Taylor's Way - Apocryphal
Written at 2 a.m., somewhere between noise and silence.
I spent half my life trying to capture lightning in a bottle. Scribbling secrets in spiral notebooks, sitting on the floor in my pajamas, trying to understand why time passes differently when you’re in love and why it stops dead when your heart is broken.
For years, I was told that my feelings were “too much.” Too loud, too frequent, too... feminine. I was told that I wrote breakup songs for teenage girls, as if adolescence wasn’t the time when you feel the world with the violence of a summer storm. I was told I played the victim, that I calculated too much, or not enough.
But I always suspected that behind the glitter, the rumors, and the brightly lit stadiums, we were all asking the same terrifying questions. The ones that keep you awake long after midnight.
Why does the memory of a scarf left in a drawer weigh more heavily than an entire decade? Are we defined by those who love us, or by those who leave? Do we really become “clean” when the rain falls, or are we just wet?
This website imagines that these questions are not just “girls’ problems.” They are philosophers’ problems.
Discovering that my sleepless nights might resemble Kierkegaard’s theories or Nietzsche’s anxieties is both strange and strangely comforting. It’s as if the ghosts that haunt our hallways actually have university degrees.

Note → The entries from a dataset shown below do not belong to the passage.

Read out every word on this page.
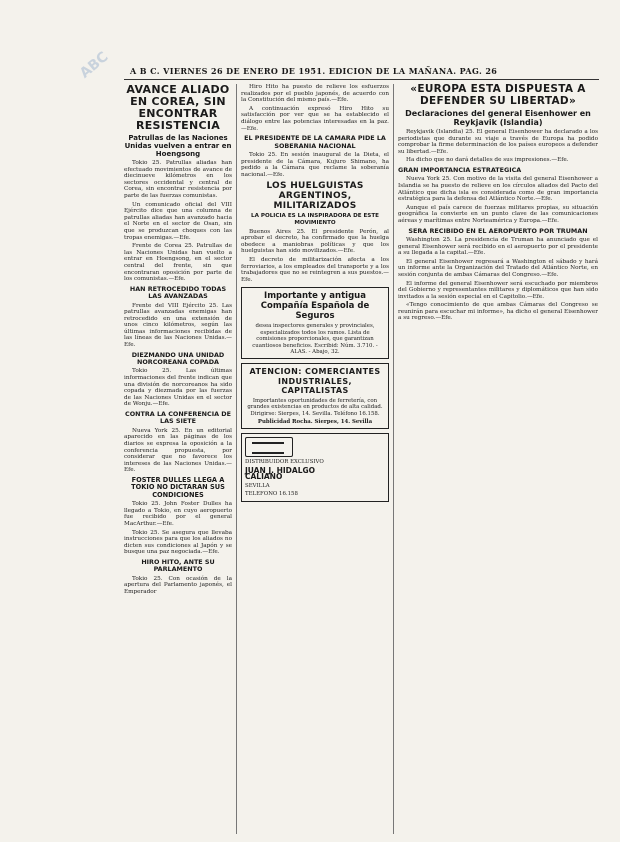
ABC	A B C. VIERNES 26 DE ENERO DE 1951. EDICION DE LA MAÑANA. PAG. 26
AVANCE ALIADO EN COREA, SIN ENCONTRAR RESISTENCIA
Patrullas de las Naciones Unidas vuelven a entrar en Hoengsong

Tokio 25. Patrullas aliadas han efectuado movimientos de avance de diecinueve kilómetros en los sectores occidental y central de Corea, sin encontrar resistencia por parte de las fuerzas comunistas.

Un comunicado oficial del VIII Ejército dice que una columna de patrullas aliadas han avanzado hacia el Norte en el sector de Osan, sin que se produzcan choques con las tropas enemigas.—Efe.

Frente de Corea 25. Patrullas de las Naciones Unidas han vuelto a entrar en Hoengsong, en el sector central del frente, sin que encontraran oposición por parte de los comunistas.—Efe.

HAN RETROCEDIDO TODAS LAS AVANZADAS

Frente del VIII Ejército 25. Las patrullas avanzadas enemigas han retrocedido en una extensión de unos cinco kilómetros, según las últimas informaciones recibidas de las líneas de las Naciones Unidas.—Efe.

DIEZMANDO UNA UNIDAD NORCOREANA COPADA

Tokio 25. Las últimas informaciones del frente indican que una división de norcoreanos ha sido copada y diezmada por las fuerzas de las Naciones Unidas en el sector de Wonju.—Efe.

CONTRA LA CONFERENCIA DE LAS SIETE

Nueva York 25. En un editorial aparecido en las páginas de los diarios se expresa la oposición a la conferencia propuesta, por considerar que no favorece los intereses de las Naciones Unidas.—Efe.

FOSTER DULLES LLEGA A TOKIO NO DICTARAN SUS CONDICIONES

Tokio 25. John Foster Dulles ha llegado a Tokio, en cuyo aeropuerto fue recibido por el general MacArthur.—Efe.

Tokio 25. Se asegura que llevaba instrucciones para que los aliados no dicten sus condiciones al Japón y se busque una paz negociada.—Efe.

HIRO HITO, ANTE SU PARLAMENTO

Tokio 25. Con ocasión de la apertura del Parlamento japonés, el Emperador

Hiro Hito ha puesto de relieve los esfuerzos realizados por el pueblo japonés, de acuerdo con la Constitución del mismo país.—Efe.

A continuación expresó Hiro Hito su satisfacción por ver que se ha establecido el diálogo entre las potencias interesadas en la paz.—Efe.

EL PRESIDENTE DE LA CAMARA PIDE LA SOBERANIA NACIONAL

Tokio 25. En sesión inaugural de la Dieta, el presidente de la Cámara, Kujuro Shimano, ha pedido a la Cámara que reclame la soberanía nacional.—Efe.

LOS HUELGUISTAS ARGENTINOS, MILITARIZADOS
LA POLICIA ES LA INSPIRADORA DE ESTE MOVIMIENTO

Buenos Aires 25. El presidente Perón, al aprobar el decreto, ha confirmado que la huelga obedece a maniobras políticas y que los huelguistas han sido movilizados.—Efe.

El decreto de militarización afecta a los ferroviarios, a los empleados del transporte y a los trabajadores que no se reintegren a sus puestos.—Efe.

Importante y antigua Compañía Española de Seguros
desea inspectores generales y provinciales, especializados todos los ramos. Lista de comisiones proporcionales, que garantizan cuantiosos beneficios. Escribid: Núm. 3.710. - ALAS. - Abajo, 32.
ATENCION: COMERCIANTES INDUSTRIALES, CAPITALISTAS
Importantes oportunidades de ferretería, con grandes existencias en productos de alta calidad. Dirigirse: Sierpes, 14. Sevilla. Teléfono 16.158.
Publicidad Rocha. Sierpes, 14. Sevilla

DISTRIBUIDOR EXCLUSIVO
JUAN J. HIDALGO CALIANO
SEVILLA
TELEFONO 16.158
«EUROPA ESTA DISPUESTA A DEFENDER SU LIBERTAD»
Declaraciones del general Eisenhower en Reykjavik (Islandia)

Reykjavik (Islandia) 25. El general Eisenhower ha declarado a los periodistas que durante su viaje a través de Europa ha podido comprobar la firme determinación de los países europeos a defender su libertad.—Efe.

Ha dicho que no dará detalles de sus impresiones.—Efe.

GRAN IMPORTANCIA ESTRATEGICA

Nueva York 25. Con motivo de la visita del general Eisenhower a Islandia se ha puesto de relieve en los círculos aliados del Pacto del Atlántico que dicha isla es considerada como de gran importancia estratégica para la defensa del Atlántico Norte.—Efe.

Aunque el país carece de fuerzas militares propias, su situación geográfica la convierte en un punto clave de las comunicaciones aéreas y marítimas entre Norteamérica y Europa.—Efe.

SERA RECIBIDO EN EL AEROPUERTO POR TRUMAN

Washington 25. La presidencia de Truman ha anunciado que el general Eisenhower será recibido en el aeropuerto por el presidente a su llegada a la capital.—Efe.

El general Eisenhower regresará a Washington el sábado y hará un informe ante la Organización del Tratado del Atlántico Norte, en sesión conjunta de ambas Cámaras del Congreso.—Efe.

El informe del general Eisenhower será escuchado por miembros del Gobierno y representantes militares y diplomáticos que han sido invitados a la sesión especial en el Capitolio.—Efe.

«Tengo conocimiento de que ambas Cámaras del Congreso se reunirán para escuchar mi informe», ha dicho el general Eisenhower a su regreso.—Efe.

It could be that I wasn’t just writing about a boy with blue eyes, but that, without knowing it, I was debating with Plato about illusion, arguing with Sartre about the gaze of others, and signing a pact with Destiny in red ink.
To those of you who grew up with these songs: don’t let anyone tell you that your intensity is a weakness. Your tears are ink. Your doubts are philosophy. And your ability to feel everything, right away, and too well, is perhaps your greatest power.
The only lesson I’ve learned, real or imagined, is that you never control the narrative. But with a good pen, you can at least write the ending song.
Apparently Kant loved the bridge in Cruel Summer.